While the hospital where I had gotten my biopsy was staffed with mostly caring and competent nurses and administrative staff, the radiologist ignored me when I made it clear multiple times that I wanted a positive diagnosis to be delivered directly to me and not just to my oncologist. I had already had my annual checkup with the oncologist, you see, so I had no reason to return that year unless cancer created a reason to return.

What happened? The radiologist left me in the torment of not knowing all weekend and into the following week after a Thursday biopsy, wondering if I had cancer or not. He alerted the oncologist’s office the day after the biopsy, but I did not get an answer until early the next week after leaving multiple messages and finally speaking to his assistant because he would not return my calls.
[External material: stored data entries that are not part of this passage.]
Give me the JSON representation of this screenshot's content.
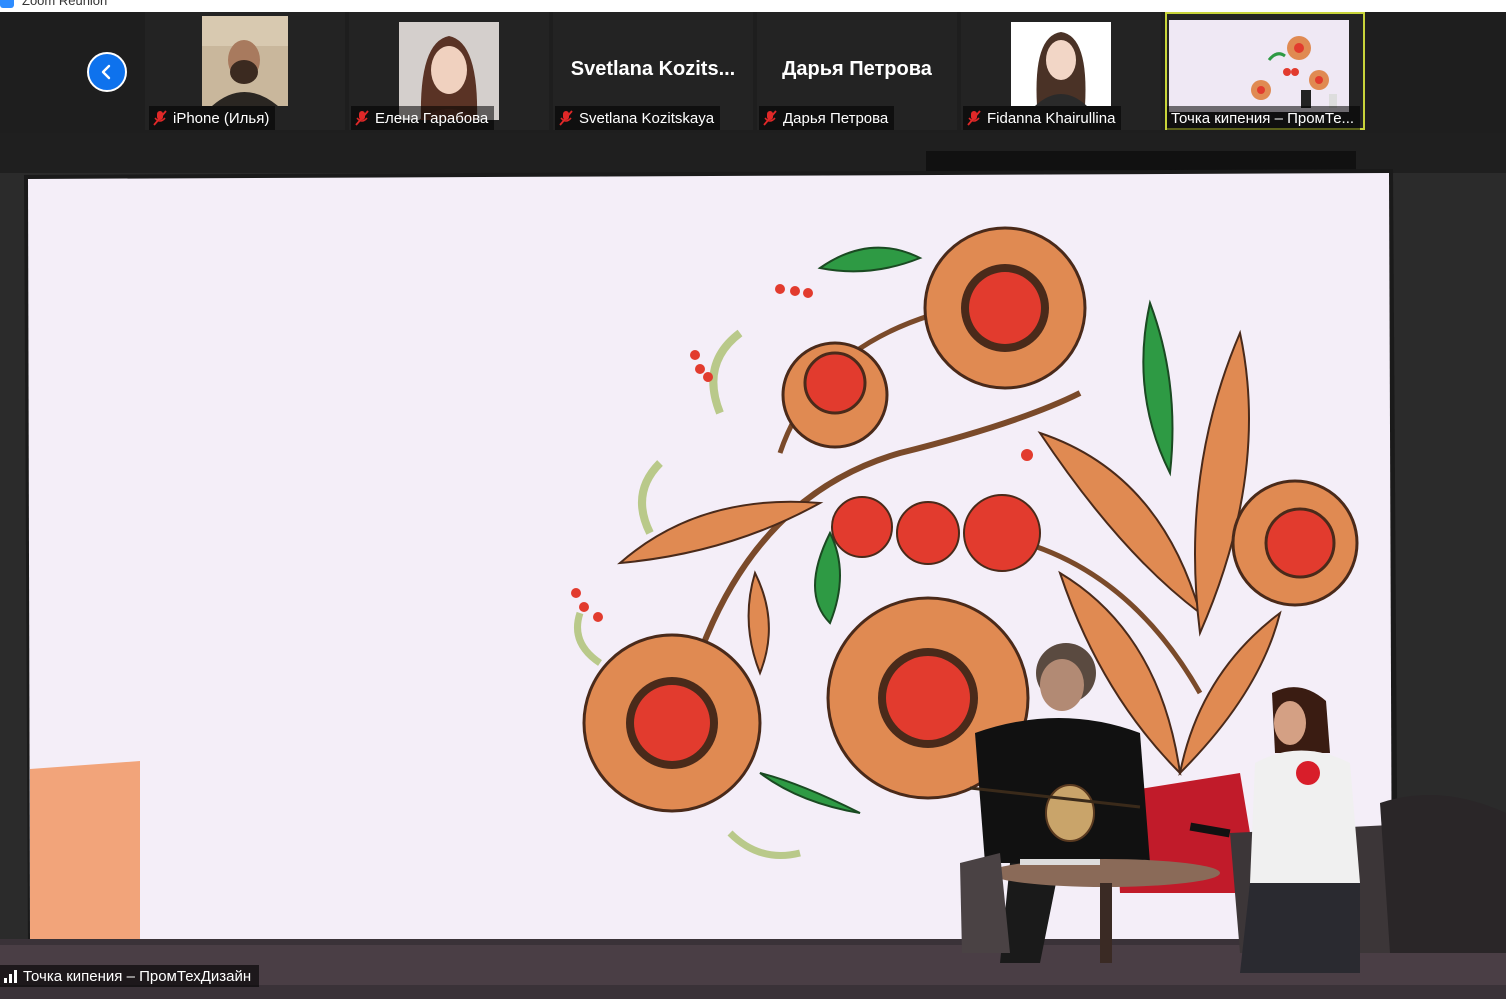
{
  "window": {
    "title": "Zoom Reunion"
  },
  "strip": {
    "participants": [
      {
        "label": "iPhone (Илья)",
        "display_name": "",
        "muted": true
      },
      {
        "label": "Елена Гарабова",
        "display_name": "",
        "muted": true
      },
      {
        "label": "Svetlana Kozitskaya",
        "display_name": "Svetlana  Kozits...",
        "muted": true
      },
      {
        "label": "Дарья Петрова",
        "display_name": "Дарья Петрова",
        "muted": true
      },
      {
        "label": "Fidanna Khairullina",
        "display_name": "",
        "muted": true
      },
      {
        "label": "Точка кипения – ПромТе...",
        "display_name": "",
        "muted": false,
        "active_speaker": true
      }
    ]
  },
  "main": {
    "speaker_label": "Точка кипения – ПромТехДизайн"
  },
  "colors": {
    "accent": "#0e72ed",
    "muted_mic": "#e02828",
    "active_border": "#c8d43a",
    "screen_bg": "#f4eef8",
    "petal": "#e08a52",
    "berry": "#e23b2e",
    "leaf": "#2e9a44"
  }
}
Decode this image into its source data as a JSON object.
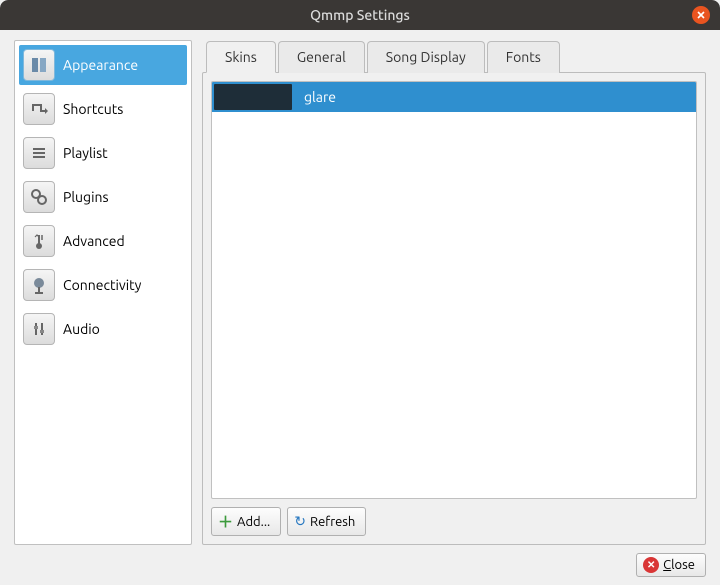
{
  "window": {
    "title": "Qmmp Settings"
  },
  "sidebar": {
    "items": [
      {
        "label": "Appearance"
      },
      {
        "label": "Shortcuts"
      },
      {
        "label": "Playlist"
      },
      {
        "label": "Plugins"
      },
      {
        "label": "Advanced"
      },
      {
        "label": "Connectivity"
      },
      {
        "label": "Audio"
      }
    ]
  },
  "tabs": [
    {
      "label": "Skins"
    },
    {
      "label": "General"
    },
    {
      "label": "Song Display"
    },
    {
      "label": "Fonts"
    }
  ],
  "skins": [
    {
      "name": "glare"
    }
  ],
  "buttons": {
    "add": "Add...",
    "refresh": "Refresh",
    "close": "lose",
    "close_accel": "C"
  }
}
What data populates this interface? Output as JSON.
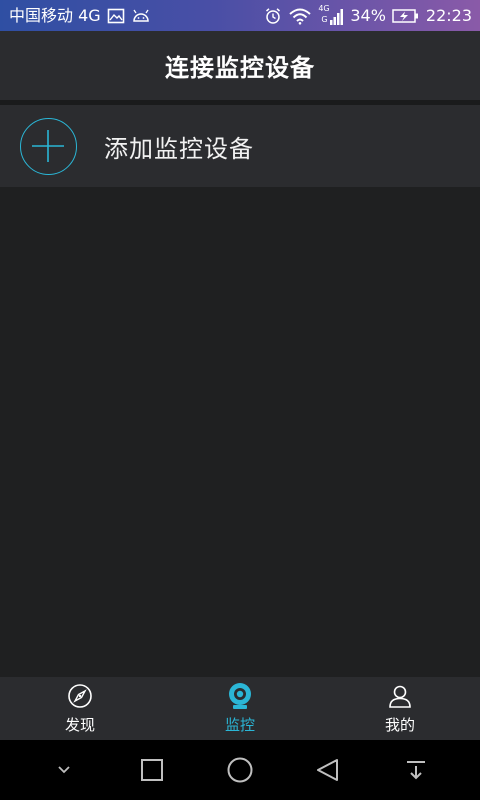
{
  "status_bar": {
    "carrier": "中国移动 4G",
    "battery_percent": "34%",
    "time": "22:23",
    "net_label_top": "4G",
    "net_label_bottom": "G",
    "icons": [
      "image-icon",
      "android-icon",
      "alarm-icon",
      "wifi-icon",
      "signal-icon",
      "battery-icon"
    ]
  },
  "header": {
    "title": "连接监控设备"
  },
  "add_device": {
    "label": "添加监控设备",
    "icon": "plus-circle-icon"
  },
  "tabs": [
    {
      "label": "发现",
      "icon": "compass-icon",
      "active": false
    },
    {
      "label": "监控",
      "icon": "camera-icon",
      "active": true
    },
    {
      "label": "我的",
      "icon": "person-icon",
      "active": false
    }
  ],
  "nav_bar": {
    "icons": [
      "chevron-down-icon",
      "recent-apps-icon",
      "home-icon",
      "back-icon",
      "notification-pull-icon"
    ]
  },
  "colors": {
    "accent": "#2bb6d6",
    "panel": "#2b2c2f",
    "background": "#1f2021"
  }
}
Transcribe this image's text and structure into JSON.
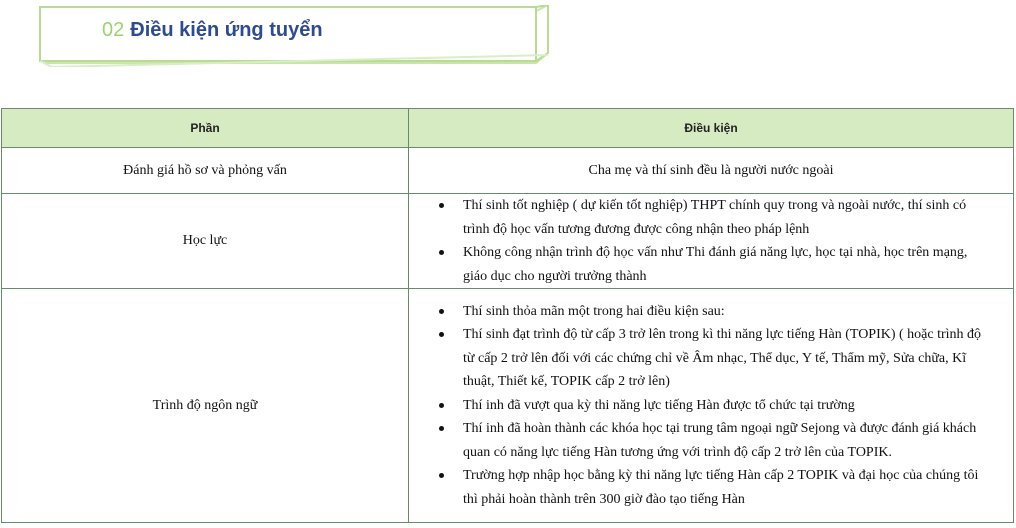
{
  "header": {
    "number": "02",
    "title": "Điều kiện ứng tuyển"
  },
  "table": {
    "headers": [
      "Phần",
      "Điều kiện"
    ],
    "rows": [
      {
        "label": "Đánh giá hồ sơ và phỏng vấn",
        "text": "Cha mẹ và thí sinh đều là người nước ngoài"
      },
      {
        "label": "Học lực",
        "items": [
          "Thí sinh tốt nghiệp ( dự kiến tốt nghiệp) THPT chính quy trong và ngoài nước, thí sinh có trình độ học vấn tương đương được công nhận theo pháp lệnh",
          "Không công nhận trình độ học vấn như Thi đánh giá năng lực, học tại nhà, học trên mạng, giáo dục cho người trưởng thành"
        ]
      },
      {
        "label": "Trình độ ngôn ngữ",
        "items": [
          "Thí sinh thỏa mãn một trong hai điều kiện sau:",
          "Thí sinh đạt trình độ từ cấp 3 trở lên trong kì thi năng lực tiếng Hàn (TOPIK) ( hoặc trình độ từ cấp 2 trở lên đối với các chứng chỉ về Âm nhạc, Thể dục, Y tế, Thẩm mỹ, Sửa chữa, Kĩ thuật, Thiết kế, TOPIK cấp 2 trở lên)",
          "Thí inh đã vượt qua kỳ thi năng lực tiếng Hàn được tổ chức tại trường",
          "Thí inh đã hoàn thành các khóa học tại trung tâm ngoại ngữ Sejong và được đánh giá khách quan có năng lực tiếng Hàn tương ứng với trình độ cấp 2 trở lên của TOPIK.",
          "Trường hợp nhập học bằng kỳ thi năng lực tiếng Hàn cấp 2 TOPIK và đại học của chúng tôi thì phải hoàn thành trên 300 giờ đào tạo tiếng Hàn"
        ]
      }
    ]
  }
}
I decided my money and my insurance company’s money could be better spent with people who would listen to me, so I never returned to that hospital, its doctors, or its breast center.

When I went through radiation therapy, the radiation oncology nurse gave me a packet of instructions that obviously had not changed in ages. It included advice about the avoidance of deodorant and restrictions around topical creams/ointments considered safe to use during treatment that were not based on evidence but were instead based on assumptions never actually proven with research.

How did I reach that conclusion? It just so happened that I was in grad school at the time, working on a doctoral degree and preparing to start the dissertation phase. I had been taught how to conduct research and how to use critical thinking to assess the validity of statements. When I researched peer reviewed articles, looking for sources within the last five years that addressed the safety of using deodorant during radiation therapy for breast cancer where the radiation beams could potentially reach the armpit, I learned that the scant studies conducted in this area found no skin reactions statistically more severe for people who used deodorant than for people who did not. It did not matter whether deodorant was applied thickly or lightly, and the timing of deodorant application to treatment did not matter.

Likewise, my research found that ingesting foods and dietary supplements with antioxidants could work against the benefits of radiation therapy (like the nurse said), but the application of topical creams that included antioxidants, such as bag balm or calendula cream, did not put patients at risk. In other words, the nurse’s advice was wrong. The doctor backed up my wish to use calendula cream on my skin, but he would not tell the nurse to stop miseducating patients because she did not report to him.

So, I wrote a letter to the executives of the cancer center’s parent company and presented my research and sources. They conducted their own investigation and eventually agreed to change their standard of care protocols.

The person I was before I had cancer would never have stood up for myself like this. The person I became after cancer is stronger, fiercer, more tactful and less willing to put up with facilities and medical professionals who do not treat me with professionalism and kindness. I’m not a jerk about it. I just don’t put up with crap.

These days I’m using that mindset of how to look after myself and applying those lessons to care for a parent with dementia.